Ridder Arena was made for weekends like this.
The nation’s first facility dedicated solely to women’s ice hockey opened in 2002, only two years after the NCAA began sanctioning the sport.
When the women’s Frozen Four returns to the Dinkytown Minneapolis arena this weekend for the third time, the event will feature four national powerhouse teams, two semifinal matchups amongst rivals, five Olympians — including an Olympic coach — and all sessions at the 3,400-seat Ridder are sold out.
|2015 NC WOMEN’S HOCKEY CHAMPIONSHIP|
|McDougall: Top teams converge on Minneapolis|
Hosts and top-seeded Minnesota opens the event against fourth-seeded Wisconsin on Friday, followed by No. 2 Boston College against No. 3 Harvard. The winners play for the championship on Sunday.
“To have the top four teams who have really been the top four teams all year make the Frozen Four, it’s going to be an unparalleled weekend of hockey,” Minnesota coach Brad Frost said.
“It certainly is a great opportunity to showcase our sport,” added Boston College coach Katie King Crowley.
Crowley’s Eagles come into the Frozen Four with a 34-2-2 record and some of the best individuals in the country. Junior forwards Alex Carpenter (37-44–81) and Haley Skarupa (31-40–71) lead the NCAA in scoring — Carpenter, a 2014 U.S. Olympian, is No. 1 in both goals and assists — while senior Emily Pfalzer (8 goals-34 assists — 42 points) is the runaway top-scoring defenseman.
One of the only blemishes on BC’s résumé this season was a 3-2 loss to Harvard in the championship game at the Beanpot Tournament, the annual contest amongst the four major Boston area schools.
“I think that’s a burning situation for our kids: They want to get that last game back,” said King Crowley, whose team walloped Harvard 10-2 in their only other meeting earlier in the season. “So hopefully it is a little bit of a rivalry between the two teams.”
Harvard comes to Minneapolis with a 26-5-3 record and on a bit of a hot streak.

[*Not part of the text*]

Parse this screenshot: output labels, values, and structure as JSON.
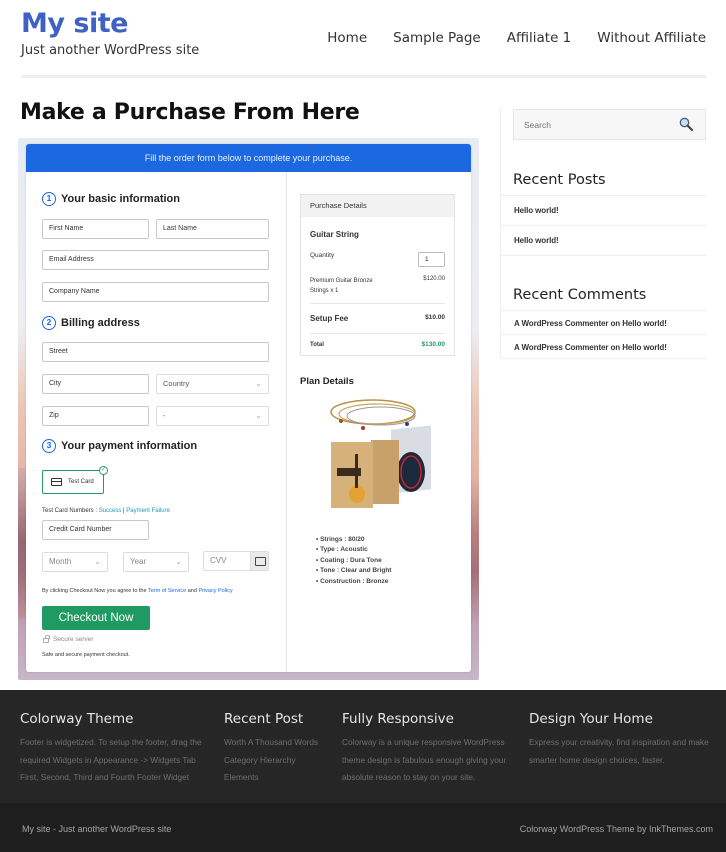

The Crimson have won five games in a row, including a 7-3 win against Cornell in the ECAC championship game and a 5-0 win against Quinnipiac in the NCAA quarterfinals.
Harvard also brings an Olympic pedigree, with senior forward Lyndsey Fry, senior defenseman Josephine Pucci and junior defenseman Michelle Picard having joined Harvard coach Katey Stone on the 2014 U.S. Olympic Team, which picked up a Silver Medal in Sochi, Russia.
“We couldn’t be more fired up,” Harvard senior Samantha Reber said. “This has been our ultimate goal since Day 1. For us to be traveling to Minnesota to play Boston College and see them again in a completely new environment, it’s going to be a great time, it’s going to be a great crowd and its going to be awesome — and we’re fired up.”
“There’s going to be a lot of great hockey players on the ice,” Stone added.
Awaiting the winner on the other side of the bracket will be another strong team, no matter who wins.
Minnesota won back-to-back NCAA titles in 2012 and 2013 before finishing as runners-up in 2014. The Golden Gophers are 32-3-4 and ranked No. 1 in the USA Today/USA Hockey Magazine poll and carry the top seed in the NCAA tournament.
However, coach Brad Frost couldn’t help but let out a sigh of relief after his squad beat upstart RIT 6-2 in the quarterfinals.
“When you know the Frozen Four is sold out three months ago and we haven’t even made it there yet — there’s some pressure on the kids to get there,” Frost said. “Now that we’re there, I know that we’ll play very free and they’re very excited about the opportunity.”
The Gophers are led by junior forward Hannah Brandt (32-38–70) and sophomore forward Dani Cameranesi (23-40–63), who rank third and fourth nationally in scoring. On the blue line, senior co-captain Rachel Ramsey is a two-time WCHA Defensive Player of the Year and sophomore Lee Stecklein was the youngest member of Team USA in 2014.
“I like where our team is at coming off a great win last weekend,” Frost said. “I know our players are excited to play in front of friends and family and great Minnesota fans.”
From WCHA rival Wisconsin (29-6-4), Minnesota can expect a balanced team from which no player ranks among the nation’s top 13 in scoring but eight forwards have at least 25 points. Not that the Badgers will be a mystery to Minnesota, though. The two teams met four times this season, with Minnesota winning three.
Don’t expect the Badgers to be intimidated, though. They have tied Minnesota with four NCAA titles, the last being in 2011, and are feeling confident after holding off Boston University 5-1 in the quarterfinals.
“It’s an exciting time of the year,” senior defenseman Katarina Zgraja said. “I think our team is just a point right now where we’re clicking amazingly on every line and every pairing. It was a great set up and a really great pass. I think we’re doing a good job getting pucks to the net right now.”